A new economic analysis by AHDB shows that the new Sustainable Farming Incentive (SFI) 2023 could benefit farmers by providing higher payments for soil actions. While the net profit increase may be minimal due to reduced Direct Payments, stacking multiple compatible actions together can lead to improvement.
The European Court of Auditors has criticized the European Commission and EU member states for not being ambitious enough in protecting EU soil, as nearly 70% of it was found to be unhealthy. EU proposals to regulate protected soils lack binding protection measures,and current policies were found to have a limited impact and derogations granted to member states are problematic.

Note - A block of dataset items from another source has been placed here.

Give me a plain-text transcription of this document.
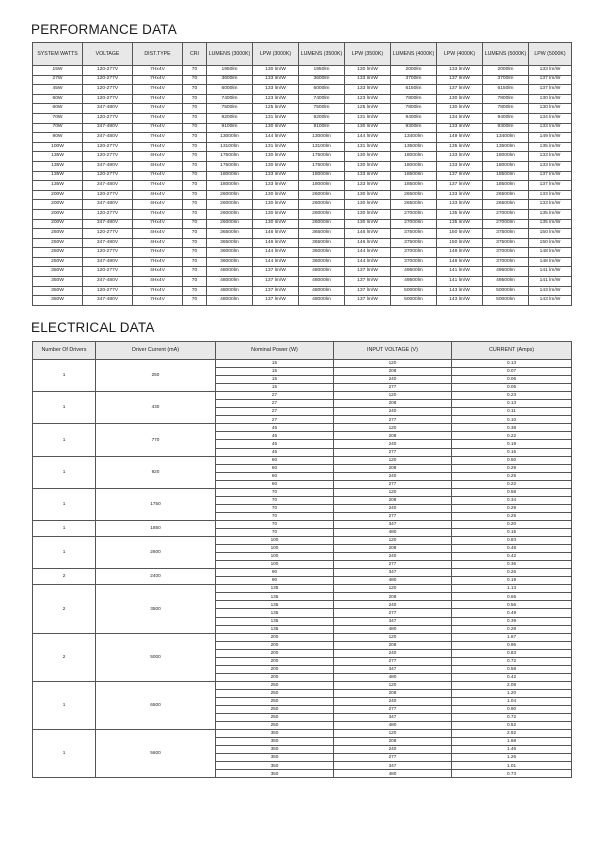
PERFORMANCE DATA
SYSTEM WATTS	VOLTAGE	DIST.TYPE	CRI	LUMENS (3000K)	LPW (3000K)	LUMENS (3500K)	LPW (3500K)	LUMENS (4000K)	LPW (4000K)	LUMENS (5000K)	LPW (5000K)
15W	120-277V	7Hx4V	70	1950lm	130 lm/W	1950lm	130 lm/W	2000lm	133 lm/W	2000lm	133 lm/W
27W	120-277V	7Hx4V	70	3600lm	133 lm/W	3600lm	133 lm/W	3700lm	137 lm/W	3700lm	137 lm/W
45W	120-277V	7Hx4V	70	6000lm	133 lm/W	6000lm	133 lm/W	6150lm	137 lm/W	6150lm	137 lm/W
60W	120-277V	7Hx4V	70	7400lm	123 lm/W	7400lm	123 lm/W	7800lm	130 lm/W	7800lm	130 lm/W
60W	347-480V	7Hx4V	70	7500lm	125 lm/W	7500lm	125 lm/W	7800lm	130 lm/W	7800lm	130 lm/W
70W	120-277V	7Hx4V	70	9200lm	131 lm/W	9200lm	131 lm/W	9400lm	134 lm/W	9400lm	134 lm/W
70W	347-480V	7Hx4V	70	9100lm	130 lm/W	9100lm	130 lm/W	9300lm	133 lm/W	9300lm	133 lm/W
90W	347-480V	7Hx4V	70	13000lm	144 lm/W	13000lm	144 lm/W	13400lm	149 lm/W	13400lm	149 lm/W
100W	120-277V	7Hx4V	70	13100lm	131 lm/W	13100lm	131 lm/W	13500lm	135 lm/W	13500lm	135 lm/W
135W	120-277V	4Hx4V	70	17500lm	130 lm/W	17500lm	130 lm/W	18000lm	133 lm/W	18000lm	133 lm/W
135W	347-480V	4Hx4V	70	17500lm	130 lm/W	17500lm	130 lm/W	18000lm	133 lm/W	18000lm	133 lm/W
135W	120-277V	7Hx4V	70	18000lm	133 lm/W	18000lm	133 lm/W	18500lm	137 lm/W	18500lm	137 lm/W
135W	347-480V	7Hx4V	70	18000lm	133 lm/W	18000lm	133 lm/W	18500lm	137 lm/W	18500lm	137 lm/W
200W	120-277V	4Hx4V	70	26000lm	130 lm/W	26000lm	130 lm/W	26500lm	133 lm/W	26500lm	133 lm/W
200W	347-480V	4Hx4V	70	26000lm	130 lm/W	26000lm	130 lm/W	26500lm	133 lm/W	26500lm	133 lm/W
200W	120-277V	7Hx4V	70	26000lm	130 lm/W	26000lm	130 lm/W	27000lm	135 lm/W	27000lm	135 lm/W
200W	347-480V	7Hx4V	70	26000lm	130 lm/W	26000lm	130 lm/W	27000lm	135 lm/W	27000lm	135 lm/W
250W	120-277V	4Hx4V	70	36500lm	146 lm/W	36500lm	146 lm/W	37500lm	150 lm/W	37500lm	150 lm/W
250W	347-480V	4Hx4V	70	36500lm	146 lm/W	36500lm	146 lm/W	37500lm	150 lm/W	37500lm	150 lm/W
250W	120-277V	7Hx4V	70	36000lm	144 lm/W	36000lm	144 lm/W	37000lm	148 lm/W	37000lm	148 lm/W
250W	347-480V	7Hx4V	70	36000lm	144 lm/W	36000lm	144 lm/W	37000lm	148 lm/W	37000lm	148 lm/W
350W	120-277V	4Hx4V	70	48000lm	137 lm/W	48000lm	137 lm/W	49500lm	141 lm/W	49500lm	141 lm/W
350W	347-480V	4Hx4V	70	48000lm	137 lm/W	48000lm	137 lm/W	49500lm	141 lm/W	49500lm	141 lm/W
350W	120-277V	7Hx4V	70	48000lm	137 lm/W	48000lm	137 lm/W	50000lm	143 lm/W	50000lm	143 lm/W
350W	347-480V	7Hx4V	70	48000lm	137 lm/W	48000lm	137 lm/W	50000lm	143 lm/W	50000lm	143 lm/W
ELECTRICAL DATA
Number Of Drivers	Driver Current (mA)	Nominal Power (W)	INPUT VOLTAGE (V)	CURRENT (Amps)
1	250	15	120	0.13
		15	208	0.07
		15	240	0.06
		15	277	0.05
1	430	27	120	0.23
		27	208	0.13
		27	240	0.11
		27	277	0.10
1	770	45	120	0.38
		45	208	0.22
		45	240	0.19
		45	277	0.16
1	920	60	120	0.50
		60	208	0.29
		60	240	0.25
		60	277	0.22
1	1750	70	120	0.58
		70	208	0.34
		70	240	0.29
		70	277	0.25
1	1850	70	347	0.20
		70	480	0.15
1	2600	100	120	0.83
		100	208	0.48
		100	240	0.42
		100	277	0.36
2	2400	90	347	0.26
		90	480	0.19
2	3500	135	120	1.13
		135	208	0.65
		135	240	0.56
		135	277	0.49
		135	347	0.39
		135	480	0.28
2	5000	200	120	1.67
		200	208	0.96
		200	240	0.83
		200	277	0.72
		200	347	0.58
		200	480	0.42
1	6500	250	120	2.08
		250	208	1.20
		250	240	1.04
		250	277	0.90
		250	347	0.72
		250	480	0.52
1	5600	350	120	2.92
		350	208	1.68
		350	240	1.46
		350	277	1.26
		350	347	1.01
		350	480	0.73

The European Parliament has voted in favour of the EU Nature Restoration Law, defeating a rejection attempt by right-wing groups. Discussions will now take place between the Parliament and EU countries to finalize the legislation. The law aims to introduce binding targets to restore Europe's nature.
Farmers are often failing to utilize the results of soil and manure analysis, and often lack trust in the results, according to Dr. Sajjad Awan, a NRM soil and crop nutritionist. At a recent ‘Down to Earth’ regenerative event, he urged for the measuring and use of all information available to farmers to make informed decisions in regenerative agriculture.

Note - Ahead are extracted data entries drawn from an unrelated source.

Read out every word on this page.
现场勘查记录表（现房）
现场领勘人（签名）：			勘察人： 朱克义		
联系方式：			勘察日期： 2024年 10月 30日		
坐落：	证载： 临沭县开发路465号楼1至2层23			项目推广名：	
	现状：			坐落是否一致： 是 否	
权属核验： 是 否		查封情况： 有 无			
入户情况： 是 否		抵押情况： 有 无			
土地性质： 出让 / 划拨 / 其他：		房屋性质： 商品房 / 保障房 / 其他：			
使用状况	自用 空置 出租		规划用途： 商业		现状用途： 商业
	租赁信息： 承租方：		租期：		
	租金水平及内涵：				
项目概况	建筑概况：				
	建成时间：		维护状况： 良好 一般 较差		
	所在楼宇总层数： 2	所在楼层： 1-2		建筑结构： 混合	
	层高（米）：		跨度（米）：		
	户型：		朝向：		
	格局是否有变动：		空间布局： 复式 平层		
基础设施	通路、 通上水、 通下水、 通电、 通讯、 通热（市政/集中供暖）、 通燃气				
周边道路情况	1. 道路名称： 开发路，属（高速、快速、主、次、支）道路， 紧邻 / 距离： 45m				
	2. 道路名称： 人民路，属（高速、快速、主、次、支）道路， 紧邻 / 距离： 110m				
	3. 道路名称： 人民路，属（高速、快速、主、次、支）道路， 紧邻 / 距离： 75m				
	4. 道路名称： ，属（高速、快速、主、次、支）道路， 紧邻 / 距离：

An experiment by the Royal Horticultural Society (RHS) has disproven critics’ of a peat-ban concerns that certain plants, such as carnivorous plants, can not be grown without peat-based compost products. The experiment showed carnivorous plants grown peat-free outperformed those grown in peat, providing evidence to support the ban.
Scientists raise concern for global insect populations declining at a rate of nearly 1% per year, which has significant consequences for pollination, pest control, and soil fertility. The decline of pollinators is already affecting crop yields. To address this issue they argue protecting and managing pollinating insects should be considered a vital agricultural practice.
A multi-disciplinary research paper explores the effects of current land protection laws in Chile and suggests new legislation to safeguard the country's soils. It compares Chile's existing laws with those of Costa Rica and Spain, emphasizing the importance of unifying legislation and learning from successful practices in other countries.